| name | chrome |
| description | This skill should be used when the user wants to inspect or control their own Chrome browser session over CDP. Triggers include: "grab my chrome tab", "show me my tabs", "screenshot my [site] tab", "what's open in my chrome", "eval this in my browser", "cookies from my chrome", "navigate my chrome to", "what's the page console showing", "check my chrome network requests". Does not apply for generic browser automation (use webwright) or the agent-os Chrome endpoint (use agent-os). |
chrome
Talk to a real, running Chrome instance on a remote machine via CDP (Chrome DevTools Protocol).
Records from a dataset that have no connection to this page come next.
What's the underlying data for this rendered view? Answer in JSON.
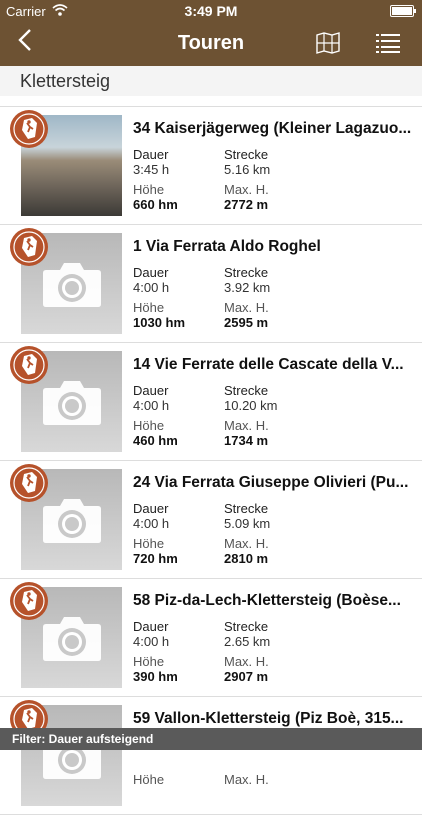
{
  "status_bar": {
    "carrier": "Carrier",
    "time": "3:49 PM"
  },
  "nav": {
    "title": "Touren",
    "back_icon": "back-chevron-icon",
    "map_icon": "map-icon",
    "list_icon": "list-icon"
  },
  "section": {
    "title": "Klettersteig"
  },
  "labels": {
    "duration": "Dauer",
    "distance": "Strecke",
    "height": "Höhe",
    "max_height": "Max. H."
  },
  "tours": [
    {
      "name": "34 Kaiserjägerweg (Kleiner Lagazuo...",
      "duration": "3:45 h",
      "distance": "5.16 km",
      "height": "660 hm",
      "max_height": "2772 m",
      "image": "photo"
    },
    {
      "name": "1 Via Ferrata Aldo Roghel",
      "duration": "4:00 h",
      "distance": "3.92 km",
      "height": "1030 hm",
      "max_height": "2595 m",
      "image": "placeholder"
    },
    {
      "name": "14 Vie Ferrate delle Cascate della V...",
      "duration": "4:00 h",
      "distance": "10.20 km",
      "height": "460 hm",
      "max_height": "1734 m",
      "image": "placeholder"
    },
    {
      "name": "24 Via Ferrata Giuseppe Olivieri (Pu...",
      "duration": "4:00 h",
      "distance": "5.09 km",
      "height": "720 hm",
      "max_height": "2810 m",
      "image": "placeholder"
    },
    {
      "name": "58 Piz-da-Lech-Klettersteig (Boèse...",
      "duration": "4:00 h",
      "distance": "2.65 km",
      "height": "390 hm",
      "max_height": "2907 m",
      "image": "placeholder"
    },
    {
      "name": "59 Vallon-Klettersteig (Piz Boè, 315...",
      "duration": "",
      "distance": "",
      "height": "",
      "max_height": "",
      "image": "placeholder"
    }
  ],
  "filter_bar": {
    "text": "Filter: Dauer aufsteigend"
  },
  "colors": {
    "header": "#6d5233",
    "badge": "#b6522b",
    "filter_bar": "#5a5a5a"
  }
}
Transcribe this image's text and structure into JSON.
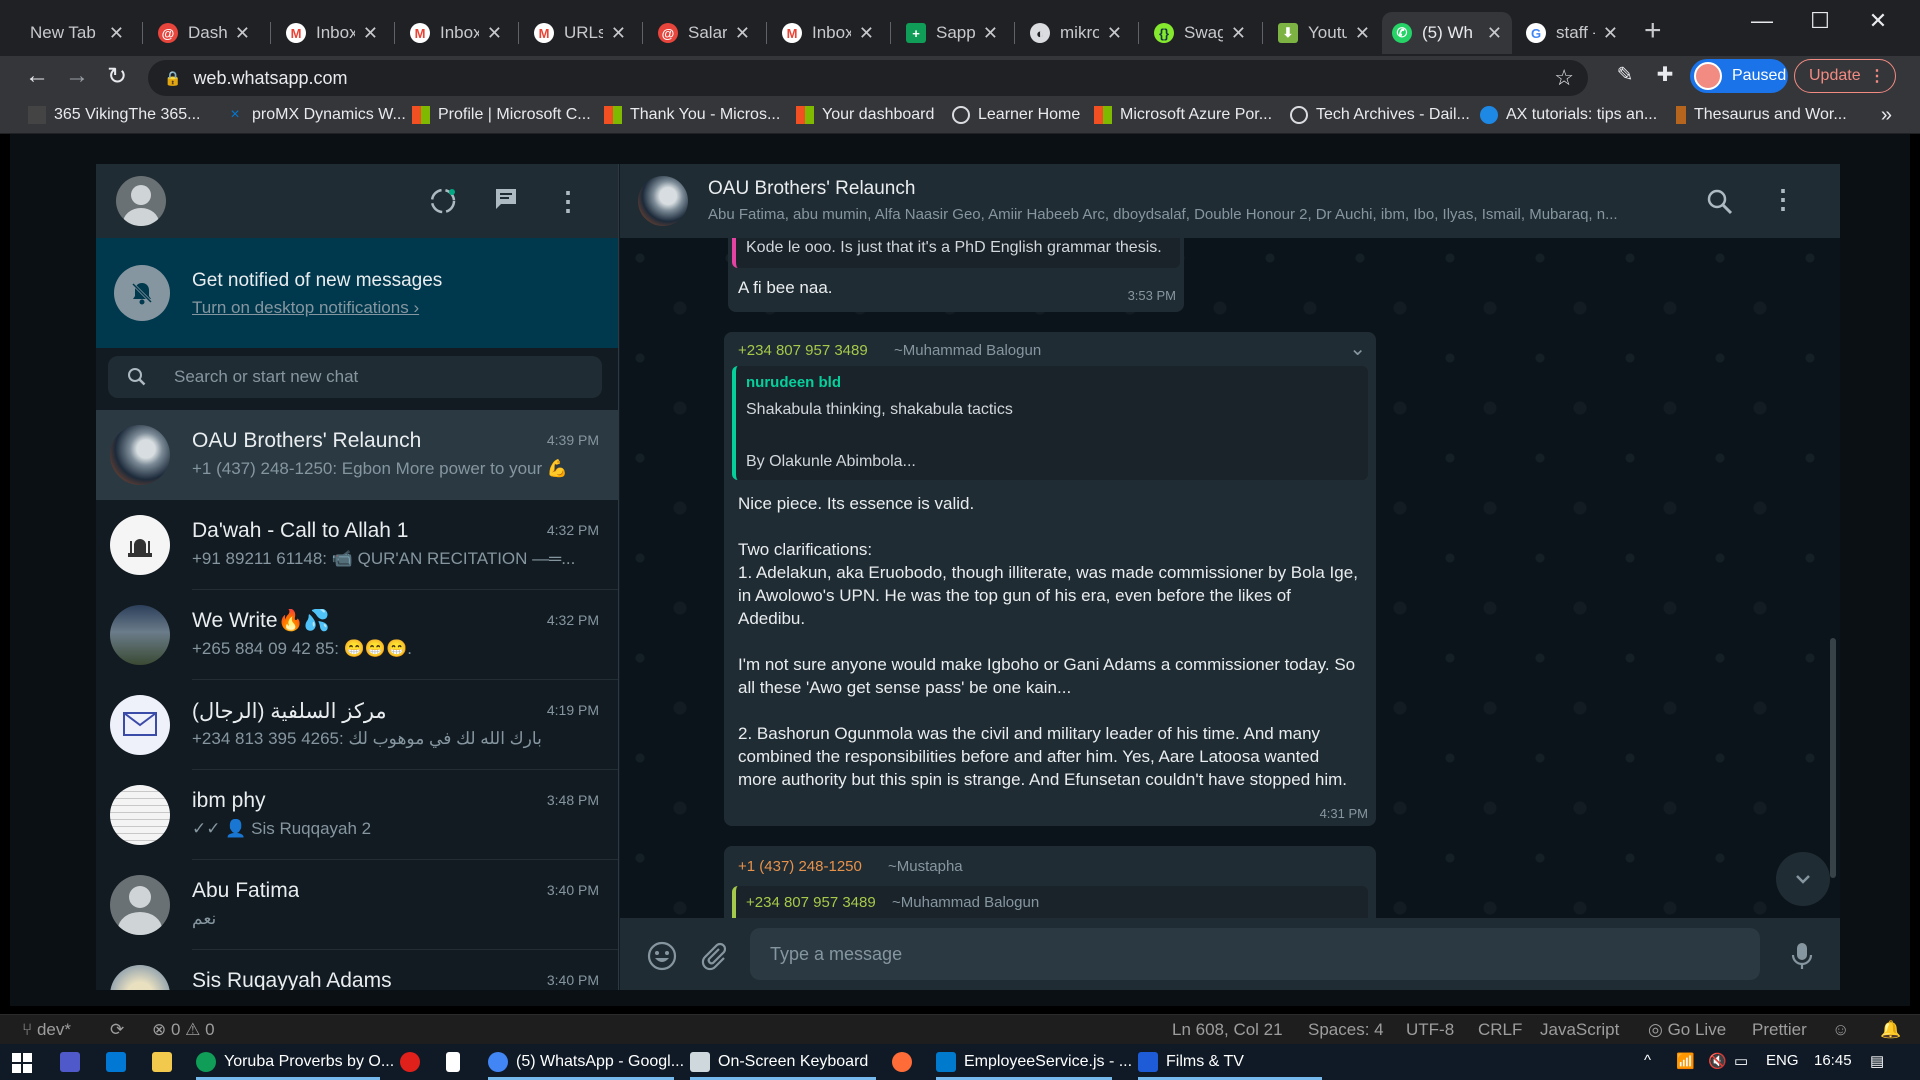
{
  "browser": {
    "tabs": [
      {
        "label": "New Tab",
        "icon": "none"
      },
      {
        "label": "Dashb",
        "icon": "spiral-icon",
        "color": "#e8453c"
      },
      {
        "label": "Inbox",
        "icon": "gmail-icon",
        "color": "#ea4335"
      },
      {
        "label": "Inbox",
        "icon": "gmail-icon",
        "color": "#ea4335"
      },
      {
        "label": "URLs",
        "icon": "gmail-icon",
        "color": "#ea4335"
      },
      {
        "label": "Salary",
        "icon": "spiral-icon",
        "color": "#e8453c"
      },
      {
        "label": "Inbox",
        "icon": "gmail-icon",
        "color": "#ea4335"
      },
      {
        "label": "Sapph",
        "icon": "sheets-icon",
        "color": "#0f9d58"
      },
      {
        "label": "mikrot",
        "icon": "mikrotik-icon",
        "color": "#dadce0"
      },
      {
        "label": "Swagg",
        "icon": "swagger-icon",
        "color": "#85ea2d"
      },
      {
        "label": "Youtul",
        "icon": "download-icon",
        "color": "#7cb342"
      },
      {
        "label": "(5) Wh",
        "icon": "whatsapp-icon",
        "color": "#25d366"
      },
      {
        "label": "staff -",
        "icon": "google-icon",
        "color": "#4285f4"
      }
    ],
    "url": "web.whatsapp.com",
    "profile_label": "Paused",
    "update_label": "Update",
    "bookmarks": [
      {
        "label": "365 VikingThe 365...",
        "color": "#444"
      },
      {
        "label": "proMX Dynamics W...",
        "color": "#0078d4"
      },
      {
        "label": "Profile | Microsoft C...",
        "color": "#f25022"
      },
      {
        "label": "Thank You - Micros...",
        "color": "#f25022"
      },
      {
        "label": "Your dashboard",
        "color": "#f25022"
      },
      {
        "label": "Learner Home",
        "color": "#dadce0"
      },
      {
        "label": "Microsoft Azure Por...",
        "color": "#f25022"
      },
      {
        "label": "Tech Archives - Dail...",
        "color": "#dadce0"
      },
      {
        "label": "AX tutorials: tips an...",
        "color": "#1e88e5"
      },
      {
        "label": "Thesaurus and Wor...",
        "color": "#b5651d"
      }
    ],
    "bookmarks_more": "»"
  },
  "whatsapp": {
    "notification": {
      "title": "Get notified of new messages",
      "link": "Turn on desktop notifications ›"
    },
    "search_placeholder": "Search or start new chat",
    "chats": [
      {
        "name": "OAU Brothers' Relaunch",
        "time": "4:39 PM",
        "message": "+1 (437) 248-1250: Egbon More power to your 💪",
        "selected": true,
        "avatar_color": "#4a5a70"
      },
      {
        "name": "Da'wah - Call to Allah 1",
        "time": "4:32 PM",
        "message": "+91 89211 61148: 📹 QUR'AN RECITATION —═...",
        "selected": false,
        "avatar_color": "#f0f0f0"
      },
      {
        "name": "We Write🔥💦",
        "time": "4:32 PM",
        "message": "+265 884 09 42 85: 😁😁😁.",
        "selected": false,
        "avatar_color": "#3b5a7a"
      },
      {
        "name": "مركز السلفية (الرجال)",
        "time": "4:19 PM",
        "message": "+234 813 395 4265: بارك الله لك في موهوب لك",
        "selected": false,
        "avatar_color": "#e8e8f8"
      },
      {
        "name": "ibm phy",
        "time": "3:48 PM",
        "message": "✓✓ 👤 Sis Ruqqayah 2",
        "selected": false,
        "avatar_color": "#f2f2f2"
      },
      {
        "name": "Abu Fatima",
        "time": "3:40 PM",
        "message": "نعم",
        "selected": false,
        "avatar_color": "#6a7175"
      },
      {
        "name": "Sis Ruqayyah Adams",
        "time": "3:40 PM",
        "message": "",
        "selected": false,
        "avatar_color": "#c9b98a"
      }
    ],
    "conversation": {
      "title": "OAU Brothers' Relaunch",
      "members": "Abu Fatima, abu mumin, Alfa Naasir Geo, Amiir Habeeb Arc, dboydsalaf, Double Honour 2, Dr Auchi, ibm, Ibo, Ilyas, Ismail, Mubaraq, n...",
      "msg1": {
        "quote_text": "Kode le ooo. Is just that it's a PhD English grammar thesis.",
        "text": "A fi bee naa.",
        "time": "3:53 PM"
      },
      "msg2": {
        "sender_phone": "+234 807 957 3489",
        "sender_name": "~Muhammad Balogun",
        "quote_author": "nurudeen bld",
        "quote_line1": "Shakabula thinking, shakabula tactics",
        "quote_line2": "By Olakunle Abimbola...",
        "text": "Nice piece. Its essence is valid.\n\nTwo clarifications:\n1. Adelakun, aka Eruobodo, though illiterate, was made commissioner by Bola Ige, in Awolowo's UPN. He was the top gun of his era, even before the likes of Adedibu.\n\nI'm not sure anyone would make Igboho or Gani Adams a commissioner today. So all these 'Awo get sense pass' be one kain...\n\n2. Bashorun Ogunmola was the civil and military leader of his time. And many combined the responsibilities before and after him. Yes, Aare Latoosa wanted more authority but this spin is strange. And Efunsetan couldn't have stopped him.",
        "time": "4:31 PM"
      },
      "msg3": {
        "sender_phone": "+1 (437) 248-1250",
        "sender_name": "~Mustapha",
        "quote_phone": "+234 807 957 3489",
        "quote_name": "~Muhammad Balogun"
      }
    },
    "composer_placeholder": "Type a message"
  },
  "statusbar": {
    "branch": "dev*",
    "problems": "⊗ 0 ⚠ 0",
    "position": "Ln 608, Col 21",
    "spaces": "Spaces: 4",
    "encoding": "UTF-8",
    "eol": "CRLF",
    "language": "JavaScript",
    "golive": "Go Live",
    "prettier": "Prettier"
  },
  "taskbar": {
    "items": [
      {
        "label": "Yoruba Proverbs by O...",
        "color": "#0f9d58"
      },
      {
        "label": "(5) WhatsApp - Googl...",
        "color": "#4285f4"
      },
      {
        "label": "On-Screen Keyboard",
        "color": "#cfd8dc"
      },
      {
        "label": "EmployeeService.js - ...",
        "color": "#007acc"
      },
      {
        "label": "Films & TV",
        "color": "#1e5bd6"
      }
    ],
    "lang": "ENG",
    "time": "16:45"
  },
  "colors": {
    "whatsapp_bg": "#111b21",
    "header": "#202c33",
    "notify_banner": "#00394d",
    "phone_green": "#a5c94a",
    "phone_orange": "#e7924b",
    "quote_author_green": "#06cf9c"
  }
}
The remote Chrome must be launched with --remote-debugging-port=<PORT>. Everything in this skill is one SSH-hop away and stays on the user's machine — no data leaves their box except the response payload you fetch back.
Defaults (override via env vars)
SSH_TARGET="${CHROME_HOST:-steamy-wsl}"
CHROME_PORT="${CHROME_PORT:-9222}"
POWERSHELL="${CHROME_POWERSHELL:-/mnt/c/Windows/System32/WindowsPowerShell/v1.0/powershell.exe}"
REMOTE_DIR="${CHROME_REMOTE_DIR:-/mnt/c/screens}"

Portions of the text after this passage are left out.